Ink art, reframed approach
Qi Baishi vividly depicted ordinary aspects of life with zestful and creative strokes, Lin Qi reports.

Qi Baishi rose from being a humble carpenter in the countryside of his native Hunan province to be one of the most prominent and internationally renowned artists of Chinese ink tradition in the 20th century.
Recurring subjects under his strokes, which have achieved wide popularity, are those common, inconspicuous aspects one can find in any garden in the world: the flowers, vegetables, armies of insects, birds and aquatic creatures.

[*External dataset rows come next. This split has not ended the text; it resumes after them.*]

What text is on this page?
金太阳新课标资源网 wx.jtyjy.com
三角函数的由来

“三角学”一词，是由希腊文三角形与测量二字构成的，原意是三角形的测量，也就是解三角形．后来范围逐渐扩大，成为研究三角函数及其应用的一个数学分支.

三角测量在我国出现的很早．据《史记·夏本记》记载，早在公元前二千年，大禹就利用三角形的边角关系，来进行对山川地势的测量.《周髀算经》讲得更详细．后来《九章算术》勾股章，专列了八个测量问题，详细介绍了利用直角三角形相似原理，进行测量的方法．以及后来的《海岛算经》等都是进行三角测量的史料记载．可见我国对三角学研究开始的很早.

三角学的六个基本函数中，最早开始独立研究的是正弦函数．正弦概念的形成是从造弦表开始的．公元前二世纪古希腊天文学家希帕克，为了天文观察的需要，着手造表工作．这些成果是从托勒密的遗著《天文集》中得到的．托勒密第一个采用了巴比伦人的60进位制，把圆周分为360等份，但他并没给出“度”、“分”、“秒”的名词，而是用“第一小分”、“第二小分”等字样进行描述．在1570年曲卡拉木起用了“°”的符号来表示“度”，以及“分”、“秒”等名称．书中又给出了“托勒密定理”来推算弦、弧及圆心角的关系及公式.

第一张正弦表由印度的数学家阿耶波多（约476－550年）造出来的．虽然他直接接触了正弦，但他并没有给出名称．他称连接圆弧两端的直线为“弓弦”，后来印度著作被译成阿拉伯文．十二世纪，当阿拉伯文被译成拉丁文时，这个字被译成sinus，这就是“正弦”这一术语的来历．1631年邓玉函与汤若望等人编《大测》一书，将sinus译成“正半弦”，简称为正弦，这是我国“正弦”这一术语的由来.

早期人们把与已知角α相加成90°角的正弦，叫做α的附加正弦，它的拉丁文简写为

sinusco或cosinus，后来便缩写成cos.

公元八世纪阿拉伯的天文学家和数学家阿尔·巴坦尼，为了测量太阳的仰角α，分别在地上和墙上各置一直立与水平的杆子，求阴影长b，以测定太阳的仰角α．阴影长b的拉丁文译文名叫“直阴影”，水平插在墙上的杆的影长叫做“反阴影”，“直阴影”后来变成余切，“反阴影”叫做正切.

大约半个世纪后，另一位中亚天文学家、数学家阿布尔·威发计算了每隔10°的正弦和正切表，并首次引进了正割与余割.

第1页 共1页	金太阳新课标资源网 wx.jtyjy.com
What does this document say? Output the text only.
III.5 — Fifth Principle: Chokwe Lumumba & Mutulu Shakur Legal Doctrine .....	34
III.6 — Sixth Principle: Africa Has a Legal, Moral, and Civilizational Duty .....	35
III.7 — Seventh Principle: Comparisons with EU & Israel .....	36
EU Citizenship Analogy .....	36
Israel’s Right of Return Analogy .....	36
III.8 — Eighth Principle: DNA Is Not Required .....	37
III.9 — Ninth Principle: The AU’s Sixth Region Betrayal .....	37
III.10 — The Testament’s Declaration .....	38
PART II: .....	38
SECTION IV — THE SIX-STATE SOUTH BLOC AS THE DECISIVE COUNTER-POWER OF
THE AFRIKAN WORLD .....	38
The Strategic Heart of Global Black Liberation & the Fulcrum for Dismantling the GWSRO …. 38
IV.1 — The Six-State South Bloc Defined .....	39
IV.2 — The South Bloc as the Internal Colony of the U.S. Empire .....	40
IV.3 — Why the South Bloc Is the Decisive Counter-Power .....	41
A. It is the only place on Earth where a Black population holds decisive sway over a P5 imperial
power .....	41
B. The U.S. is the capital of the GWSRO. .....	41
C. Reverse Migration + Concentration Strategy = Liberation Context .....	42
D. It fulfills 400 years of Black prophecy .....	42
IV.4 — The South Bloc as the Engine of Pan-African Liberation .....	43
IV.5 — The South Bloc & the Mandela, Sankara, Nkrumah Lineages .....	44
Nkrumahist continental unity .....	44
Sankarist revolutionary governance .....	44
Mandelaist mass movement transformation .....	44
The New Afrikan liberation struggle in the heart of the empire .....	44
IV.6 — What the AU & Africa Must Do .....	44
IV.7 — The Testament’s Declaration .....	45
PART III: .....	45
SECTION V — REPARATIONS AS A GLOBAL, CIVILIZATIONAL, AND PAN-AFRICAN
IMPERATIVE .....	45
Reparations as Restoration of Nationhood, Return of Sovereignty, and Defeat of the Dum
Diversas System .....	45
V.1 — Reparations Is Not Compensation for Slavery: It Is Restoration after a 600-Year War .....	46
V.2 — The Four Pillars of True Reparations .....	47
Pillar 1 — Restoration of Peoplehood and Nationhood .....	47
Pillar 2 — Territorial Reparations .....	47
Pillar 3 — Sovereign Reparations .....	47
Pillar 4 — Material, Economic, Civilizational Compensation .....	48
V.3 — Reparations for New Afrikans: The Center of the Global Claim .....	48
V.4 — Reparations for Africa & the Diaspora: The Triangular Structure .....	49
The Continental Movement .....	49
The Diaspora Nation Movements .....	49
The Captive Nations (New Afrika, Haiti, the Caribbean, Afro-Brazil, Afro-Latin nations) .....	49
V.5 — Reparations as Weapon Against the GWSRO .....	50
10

He depicted them with fine brushwork and in a colorful and free style, not only just as a reminiscence or reminder of the simple, peaceful rural life he was raised up in. Also, he built this microcosmic world through which he expressed the vibrancy and also the fragility of life.
Before he was recognized by the art world, Qi once described himself as "eking out a life at the grassroots" to imply his underprivileged situation and his uncertainties of the future, just like those small lives he painted which encountered struggles but still were determined to succeed.
Qi once wrote in a poem: "The garden is thriving, and all the plants are interlinked."
It inspired curators at the Beijing Fine Art Academy to mount an art museum exhibition, titled Flourishing Lives, Interconnected Cultures, to celebrate the vigorous world in Qi's oeuvre.
The Beijing Fine Art Academy, established in 1957, the year Qi passed away, was built upon a donation from Qi of his works and collections for future research. The master artist is remembered as the academy's first and only honorary president.
The exhibition, running until Dec 25, also marks the China-Italy year of culture and tourism, using Qi's depictions of insects and plants as a channel for a dialogue between the two cultures.
Curators juxtapose Qi's paintings and poems, in the academy's collection, with images of the Cocharelli Codex, a 14th-century Italian collection of manuscripts.
Made in Genoa, in northern Italy, commissioned by the Cocharelli family, some of the Cocharelli Codex chapters were also richly illustrated — circling the words and in between them — with a variety of insects as representations of virtue and vice.
The display shows the differences and similarities of the cultural meanings embedded in small animals, in the East and West.
Qi viewed the flowers, insects and birds as forming an inseparable body in his work. He said: "When depicting flowers, one should also add insects and birds to give life and invigorate the composition."
He used accurate brushstrokes to detail insects, while the loose, carefree style of lines and contrasting colors were used to portray flowers and plants. His techniques of mastery came from his early experience of prolonged observation of them. Meanwhile, he implied in his vivid depictions a Taoist take on life and morality.
For example, Qi often coupled butterflies and moths in his paintings. His presentation of the butterfly shows an influence of Zhuangzi Dreaming a Butterfly, a famous story associated with Zhuangzi, a philosopher and pivotal figure of classical Taoism living in the third and fourth centuries BC.
Qi indicated a blurring distinction between reality and illusory scenes, as being expressed in the story, as well as a hint of a lifestyle embracing one's pleasures.
When he drew moths, Qi thought about the Chinese idiom, "a moth darts into the flames of fire", and expressed a tender feeling for the flying insect.
As one will see in a Cocharelli Codex leaf on show, moths and butterflies decorate texts which condemned moral failings in Genoa, then a flourishing city. It is believed the animals symbolized rejection of depravities and reawakening the consciousness of morality, according to Wang Yanan, the exhibition's curator.
Li Jun, a professor of the Central Academy of Fine Arts in Beijing, says Qi captured the vigorous moments of those common lives normally seen, while he portrayed them in a manner of careful consideration. "In his work, Qi sought extraordinary qualities from those rather ordinary things and creatures, and he spoke for them, hailing their spirit so that viewers of his works would notice."
To echo the exhibition at the Beijing Fine Art Academy, an exhibition of Qi's art, Grand Aspirations, is being held at Fabbrica del Vapore (Steam Factory Cultural Center) in Milan through Nov 26, with a display of his landscapes, flower-and-bird and figure paintings also from Beijing Fine Art Academy's collection.
Maria Fratelli, director of Fabbrica del Vapore, said at the exhibition opening that Qi never forgot about his cultural traditions, neither did he overlook the trends and needs of his time. The exhibition at her museum is sourced from the depth of traditional Chinese culture, and in a modern space of art, it shows to the Italian audience the scope and poetry of Chinese painting and calligraphy.
Wu Hongliang, director of the Beijing Fine Art Academy, says Qi led a legendary life and was creative and accomplished in art. "The exhibition (in Milan) brings people to Qi's realm of 'discovering the rules of the universe in a flower, a leaf or an insect', feeling his childlike innocence, his care for nature and all lives, and his pursuit of being extraordinary."